Dengan kelebihan dan kekurangan berbagai metode ini, disarankan untuk menggunakan beberapa metode dalam penilaian FF. Hal ini dilakukan untuk meningkatkan akurasi dalam perhitungan nilai FF.[4–11,15]
Kualitas Laboratorium dan Sumber Daya Manusia
Laboratorium yang melakukan pemeriksaan NIPT juga harus memiliki kemampuan penyimpanan dan pengelolaan sampel yang baik. Sampel plasma yang akan dilakukan ekstraksi DNA harus disimpan dalam suhu –25oC. Pada suhu tersebut, sampel DNA dapat bertahan tanpa perubahan bermakna selama 18 bulan. Akan tetapi, sampel plasma akan mengalami penurunan fetal fraction (FF) setelah 24 bulan penyimpanan.[2–4,9]
Selain itu, penggunaan tabung konvensional K3EDTA berhubungan dengan penurunan kadar cffDNA secara drastis hingga 48,5% setelah 48 jam dan 66% setelah 72 jam. Tabung yang menjadi pilihan terbaik dalam menyimpan sampel NIPT adalah STRECK BCT. Meskipun kadar cffDNA juga mengalami penurunan dalam penyimpanan dengan tabung STRECK BCT, laju penurunan ini tidak sebesar tabung K3EDTA.[2–4,9]

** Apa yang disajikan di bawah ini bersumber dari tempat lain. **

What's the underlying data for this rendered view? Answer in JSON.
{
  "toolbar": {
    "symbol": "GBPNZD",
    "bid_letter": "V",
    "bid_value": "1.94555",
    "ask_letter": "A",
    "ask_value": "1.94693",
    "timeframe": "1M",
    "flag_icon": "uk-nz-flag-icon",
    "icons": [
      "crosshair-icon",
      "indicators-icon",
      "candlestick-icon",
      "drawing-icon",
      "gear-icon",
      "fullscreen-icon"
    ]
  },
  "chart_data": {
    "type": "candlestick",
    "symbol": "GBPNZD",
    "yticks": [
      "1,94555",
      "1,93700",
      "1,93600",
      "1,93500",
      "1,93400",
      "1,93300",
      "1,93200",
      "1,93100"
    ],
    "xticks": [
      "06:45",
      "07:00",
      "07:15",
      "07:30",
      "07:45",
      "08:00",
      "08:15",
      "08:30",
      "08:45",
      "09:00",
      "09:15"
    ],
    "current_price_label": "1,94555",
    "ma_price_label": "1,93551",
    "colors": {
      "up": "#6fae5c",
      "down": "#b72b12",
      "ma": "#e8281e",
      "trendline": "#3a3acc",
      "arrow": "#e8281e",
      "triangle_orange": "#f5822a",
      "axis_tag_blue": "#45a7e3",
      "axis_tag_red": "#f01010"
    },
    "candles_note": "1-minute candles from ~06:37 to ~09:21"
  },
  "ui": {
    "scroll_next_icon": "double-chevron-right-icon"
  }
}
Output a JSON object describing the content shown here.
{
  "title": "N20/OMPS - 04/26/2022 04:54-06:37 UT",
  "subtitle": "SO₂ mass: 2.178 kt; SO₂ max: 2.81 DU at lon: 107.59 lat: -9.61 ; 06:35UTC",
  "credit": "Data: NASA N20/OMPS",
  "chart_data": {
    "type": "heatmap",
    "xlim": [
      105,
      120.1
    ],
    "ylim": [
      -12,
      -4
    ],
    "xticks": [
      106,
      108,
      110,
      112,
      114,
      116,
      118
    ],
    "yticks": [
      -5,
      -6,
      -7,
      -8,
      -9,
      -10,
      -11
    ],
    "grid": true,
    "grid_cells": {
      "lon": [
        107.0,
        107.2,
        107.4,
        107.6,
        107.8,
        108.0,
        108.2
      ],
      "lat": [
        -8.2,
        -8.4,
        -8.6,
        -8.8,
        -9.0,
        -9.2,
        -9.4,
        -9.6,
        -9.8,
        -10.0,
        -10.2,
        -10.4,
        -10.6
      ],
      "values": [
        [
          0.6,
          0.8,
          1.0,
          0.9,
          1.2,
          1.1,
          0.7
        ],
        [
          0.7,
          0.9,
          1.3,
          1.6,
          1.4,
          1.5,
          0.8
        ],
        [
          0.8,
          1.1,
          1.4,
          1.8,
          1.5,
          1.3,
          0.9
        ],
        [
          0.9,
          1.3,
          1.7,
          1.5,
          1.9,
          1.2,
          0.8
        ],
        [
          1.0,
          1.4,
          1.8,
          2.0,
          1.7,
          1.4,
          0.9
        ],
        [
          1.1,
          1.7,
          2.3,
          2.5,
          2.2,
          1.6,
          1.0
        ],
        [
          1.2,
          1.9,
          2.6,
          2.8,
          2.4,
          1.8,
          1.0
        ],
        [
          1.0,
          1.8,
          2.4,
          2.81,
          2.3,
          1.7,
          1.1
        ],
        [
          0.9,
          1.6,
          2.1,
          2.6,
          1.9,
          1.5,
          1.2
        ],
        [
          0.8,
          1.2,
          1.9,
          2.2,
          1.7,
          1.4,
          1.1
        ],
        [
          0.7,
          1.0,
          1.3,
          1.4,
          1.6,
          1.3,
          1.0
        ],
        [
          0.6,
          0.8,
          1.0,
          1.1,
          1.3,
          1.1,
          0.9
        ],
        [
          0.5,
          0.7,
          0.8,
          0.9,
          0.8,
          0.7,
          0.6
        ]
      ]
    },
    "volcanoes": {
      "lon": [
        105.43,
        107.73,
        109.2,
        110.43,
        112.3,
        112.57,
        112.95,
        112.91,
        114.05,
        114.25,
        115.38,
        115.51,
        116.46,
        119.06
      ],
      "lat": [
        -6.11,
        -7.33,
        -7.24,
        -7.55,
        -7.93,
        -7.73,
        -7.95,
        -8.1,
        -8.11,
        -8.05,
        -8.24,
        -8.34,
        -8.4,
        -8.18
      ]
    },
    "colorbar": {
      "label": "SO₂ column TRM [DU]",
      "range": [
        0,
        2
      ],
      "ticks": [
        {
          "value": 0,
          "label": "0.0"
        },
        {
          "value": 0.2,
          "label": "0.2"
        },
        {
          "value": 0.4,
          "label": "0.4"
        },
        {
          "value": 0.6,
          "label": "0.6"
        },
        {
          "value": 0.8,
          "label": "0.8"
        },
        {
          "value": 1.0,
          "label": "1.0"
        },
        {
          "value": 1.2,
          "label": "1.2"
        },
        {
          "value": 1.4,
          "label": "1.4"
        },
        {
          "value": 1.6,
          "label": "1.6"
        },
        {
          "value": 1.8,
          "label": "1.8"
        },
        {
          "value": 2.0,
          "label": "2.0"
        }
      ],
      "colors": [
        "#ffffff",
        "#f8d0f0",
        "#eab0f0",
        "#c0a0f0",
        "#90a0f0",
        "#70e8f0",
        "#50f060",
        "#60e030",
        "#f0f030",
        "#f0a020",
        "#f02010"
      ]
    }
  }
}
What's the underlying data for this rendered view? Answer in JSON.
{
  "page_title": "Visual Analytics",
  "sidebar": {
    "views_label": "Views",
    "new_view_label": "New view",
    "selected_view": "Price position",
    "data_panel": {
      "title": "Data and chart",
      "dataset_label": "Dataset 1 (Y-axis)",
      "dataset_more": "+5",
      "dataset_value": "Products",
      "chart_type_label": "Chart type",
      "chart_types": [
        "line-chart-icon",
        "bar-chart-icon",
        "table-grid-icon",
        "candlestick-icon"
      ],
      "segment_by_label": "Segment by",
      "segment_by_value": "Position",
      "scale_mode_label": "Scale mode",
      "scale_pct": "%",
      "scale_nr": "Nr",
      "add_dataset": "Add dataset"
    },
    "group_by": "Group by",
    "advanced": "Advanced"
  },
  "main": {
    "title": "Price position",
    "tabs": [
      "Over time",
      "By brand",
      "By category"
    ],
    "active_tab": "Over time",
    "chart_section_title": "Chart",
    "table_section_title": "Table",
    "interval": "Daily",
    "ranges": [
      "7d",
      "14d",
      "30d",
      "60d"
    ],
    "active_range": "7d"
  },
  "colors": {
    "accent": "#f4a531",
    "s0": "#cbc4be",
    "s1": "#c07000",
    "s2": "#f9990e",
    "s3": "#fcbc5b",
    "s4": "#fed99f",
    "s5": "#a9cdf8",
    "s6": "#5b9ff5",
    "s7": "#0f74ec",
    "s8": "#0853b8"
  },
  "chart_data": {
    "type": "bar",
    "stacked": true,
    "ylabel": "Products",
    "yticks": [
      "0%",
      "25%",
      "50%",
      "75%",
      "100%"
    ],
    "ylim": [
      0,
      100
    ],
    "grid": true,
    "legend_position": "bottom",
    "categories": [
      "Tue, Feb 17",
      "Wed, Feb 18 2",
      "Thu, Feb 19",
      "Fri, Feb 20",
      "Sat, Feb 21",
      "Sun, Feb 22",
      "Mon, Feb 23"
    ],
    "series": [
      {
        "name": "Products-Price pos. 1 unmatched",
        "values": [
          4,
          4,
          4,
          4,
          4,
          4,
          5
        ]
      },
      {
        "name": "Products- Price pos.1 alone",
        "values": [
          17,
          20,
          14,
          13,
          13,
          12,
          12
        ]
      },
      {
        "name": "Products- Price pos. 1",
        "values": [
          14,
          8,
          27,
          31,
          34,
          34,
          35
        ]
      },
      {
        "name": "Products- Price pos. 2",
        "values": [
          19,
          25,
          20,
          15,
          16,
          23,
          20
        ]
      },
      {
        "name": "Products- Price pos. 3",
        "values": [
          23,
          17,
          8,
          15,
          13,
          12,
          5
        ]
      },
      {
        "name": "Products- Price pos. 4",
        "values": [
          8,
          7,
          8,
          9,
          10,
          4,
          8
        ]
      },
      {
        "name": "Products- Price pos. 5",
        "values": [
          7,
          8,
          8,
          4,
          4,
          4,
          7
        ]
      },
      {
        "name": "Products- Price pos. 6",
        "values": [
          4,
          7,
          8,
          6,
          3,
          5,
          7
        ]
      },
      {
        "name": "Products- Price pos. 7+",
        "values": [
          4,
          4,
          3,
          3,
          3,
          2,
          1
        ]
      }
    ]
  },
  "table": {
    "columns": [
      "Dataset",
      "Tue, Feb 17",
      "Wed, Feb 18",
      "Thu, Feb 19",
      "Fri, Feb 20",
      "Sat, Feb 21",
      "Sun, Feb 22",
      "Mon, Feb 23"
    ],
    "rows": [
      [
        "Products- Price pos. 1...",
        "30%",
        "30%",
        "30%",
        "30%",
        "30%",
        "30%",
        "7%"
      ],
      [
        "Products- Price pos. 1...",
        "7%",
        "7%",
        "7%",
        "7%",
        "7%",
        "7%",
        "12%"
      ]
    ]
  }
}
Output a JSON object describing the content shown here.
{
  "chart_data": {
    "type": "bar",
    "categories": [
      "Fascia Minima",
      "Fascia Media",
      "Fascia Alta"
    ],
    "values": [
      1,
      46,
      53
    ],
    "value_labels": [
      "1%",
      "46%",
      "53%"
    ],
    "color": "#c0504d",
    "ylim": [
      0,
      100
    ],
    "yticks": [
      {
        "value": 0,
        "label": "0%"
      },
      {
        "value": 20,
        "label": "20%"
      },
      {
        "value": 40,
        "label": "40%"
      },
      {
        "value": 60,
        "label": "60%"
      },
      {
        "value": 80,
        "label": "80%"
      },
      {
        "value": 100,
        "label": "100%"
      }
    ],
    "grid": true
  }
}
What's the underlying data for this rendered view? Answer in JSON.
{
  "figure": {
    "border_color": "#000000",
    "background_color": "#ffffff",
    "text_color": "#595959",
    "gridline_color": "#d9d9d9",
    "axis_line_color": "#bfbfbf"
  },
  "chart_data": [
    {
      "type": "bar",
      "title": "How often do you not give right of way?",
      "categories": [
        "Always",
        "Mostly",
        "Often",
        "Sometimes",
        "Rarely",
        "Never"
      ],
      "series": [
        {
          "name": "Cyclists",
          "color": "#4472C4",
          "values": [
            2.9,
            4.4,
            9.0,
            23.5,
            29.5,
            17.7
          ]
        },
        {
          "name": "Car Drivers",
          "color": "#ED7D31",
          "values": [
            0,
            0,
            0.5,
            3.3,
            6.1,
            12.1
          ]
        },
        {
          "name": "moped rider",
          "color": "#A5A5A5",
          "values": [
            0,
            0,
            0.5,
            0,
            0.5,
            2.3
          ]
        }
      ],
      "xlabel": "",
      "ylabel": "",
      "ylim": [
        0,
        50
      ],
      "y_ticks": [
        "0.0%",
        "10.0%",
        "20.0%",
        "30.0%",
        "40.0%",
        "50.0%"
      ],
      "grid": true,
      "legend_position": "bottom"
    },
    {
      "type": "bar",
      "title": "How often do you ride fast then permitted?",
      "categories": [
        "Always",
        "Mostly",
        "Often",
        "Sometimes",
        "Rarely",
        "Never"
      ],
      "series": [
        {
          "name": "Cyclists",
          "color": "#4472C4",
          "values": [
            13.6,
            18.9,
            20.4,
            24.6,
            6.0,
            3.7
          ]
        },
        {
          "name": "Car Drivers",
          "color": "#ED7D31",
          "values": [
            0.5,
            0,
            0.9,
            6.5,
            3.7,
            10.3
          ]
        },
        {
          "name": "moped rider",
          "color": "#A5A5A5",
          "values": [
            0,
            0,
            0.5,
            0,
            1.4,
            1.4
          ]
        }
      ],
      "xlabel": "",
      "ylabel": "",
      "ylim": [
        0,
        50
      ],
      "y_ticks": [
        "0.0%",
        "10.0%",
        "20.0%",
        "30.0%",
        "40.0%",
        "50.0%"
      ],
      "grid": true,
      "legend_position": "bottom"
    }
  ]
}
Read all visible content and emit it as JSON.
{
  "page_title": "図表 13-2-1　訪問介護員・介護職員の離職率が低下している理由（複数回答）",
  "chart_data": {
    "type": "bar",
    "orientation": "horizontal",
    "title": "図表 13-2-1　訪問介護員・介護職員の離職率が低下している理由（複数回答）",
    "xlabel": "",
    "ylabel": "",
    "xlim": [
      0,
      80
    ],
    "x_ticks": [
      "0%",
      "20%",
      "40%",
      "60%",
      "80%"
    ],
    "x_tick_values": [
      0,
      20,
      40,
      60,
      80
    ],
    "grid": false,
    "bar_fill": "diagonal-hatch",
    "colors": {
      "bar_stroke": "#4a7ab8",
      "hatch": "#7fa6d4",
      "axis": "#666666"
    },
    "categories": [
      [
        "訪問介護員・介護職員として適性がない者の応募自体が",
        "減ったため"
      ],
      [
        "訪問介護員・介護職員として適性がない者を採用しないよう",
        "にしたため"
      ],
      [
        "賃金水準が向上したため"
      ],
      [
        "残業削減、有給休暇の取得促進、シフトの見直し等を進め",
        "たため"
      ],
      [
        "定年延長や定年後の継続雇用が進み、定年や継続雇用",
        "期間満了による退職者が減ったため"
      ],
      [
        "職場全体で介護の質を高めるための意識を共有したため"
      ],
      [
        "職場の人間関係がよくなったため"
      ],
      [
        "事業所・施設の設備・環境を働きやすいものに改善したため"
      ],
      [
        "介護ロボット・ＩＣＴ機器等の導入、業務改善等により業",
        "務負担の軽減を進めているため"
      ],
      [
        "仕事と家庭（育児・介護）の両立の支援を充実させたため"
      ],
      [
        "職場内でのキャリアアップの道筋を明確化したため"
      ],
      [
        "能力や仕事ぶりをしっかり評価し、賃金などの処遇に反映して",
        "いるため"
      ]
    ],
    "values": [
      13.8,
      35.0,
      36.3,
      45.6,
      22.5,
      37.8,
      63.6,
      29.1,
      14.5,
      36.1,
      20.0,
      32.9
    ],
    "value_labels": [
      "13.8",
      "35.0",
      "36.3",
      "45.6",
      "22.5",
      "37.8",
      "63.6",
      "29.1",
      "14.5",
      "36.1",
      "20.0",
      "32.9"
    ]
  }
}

Tidak hanya itu, kualitas sumber daya manusia dalam laboratorium juga diketahui memengaruhi kualitas hasil. Pemindahan sampel yang berlebihan dan kelalaian dalam menjaga suhu penyimpanan sampel dapat merusak dinding leukosit dalam sampel dan melepaskan cfDNA, sehingga nilai FF akan menurun. Variasi antar operator yang memeriksa sampel juga dapat terjadi. Variasi ini dapat diminimalisir dengan pelatihan handling sampel untuk operator pemeriksaan NIPT.[2–4,9]
Kesimpulan
Non-invasive prenatal testing (NIPT) merupakan inovasi yang benefisial dalam skrining diagnosis prenatal. Pemeriksaan ini tidak memerlukan tindakan invasif, di mana kelainan kromosom janin dapat dideteksi hanya dengan menggunakan sampel darah ibu. Risiko pemeriksaan rendah ini disertai dengan sensitivitas, spesifisitas, dan positive predictive value yang tinggi.
Kualitas hasil NIPT dapat dimaksimalkan dengan memperhatikan faktor kualitas sampel darah maternal, algoritma bioinformasi, serta kualitas laboratorium dan sumber daya manusianya. Kualitas sampel darah maternal dapat dipengaruhi oleh indeks massa tubuh, ras, riwayat penyakit terkait kehamilan, hingga riwayat konsumsi obat tertentu.
Pemilihan metode algoritma bioinformasi dilakukan dengan mempertimbangkan biaya dan kebutuhan pasien. Direkomendasikan untuk menggunakan lebih dari satu algoritma agar kalkulasi fetal fraction dan akurasi pemeriksaan meningkat. Selain itu, peningkatan kualitas laboratorium melalui standar operasional prosedur (SOP) dari pemilihan jenis tabung, suhu penyimpanan, serta pelatihan handling sampel untuk operator dapat mengoptimalisasi kualitas hasil NIPT.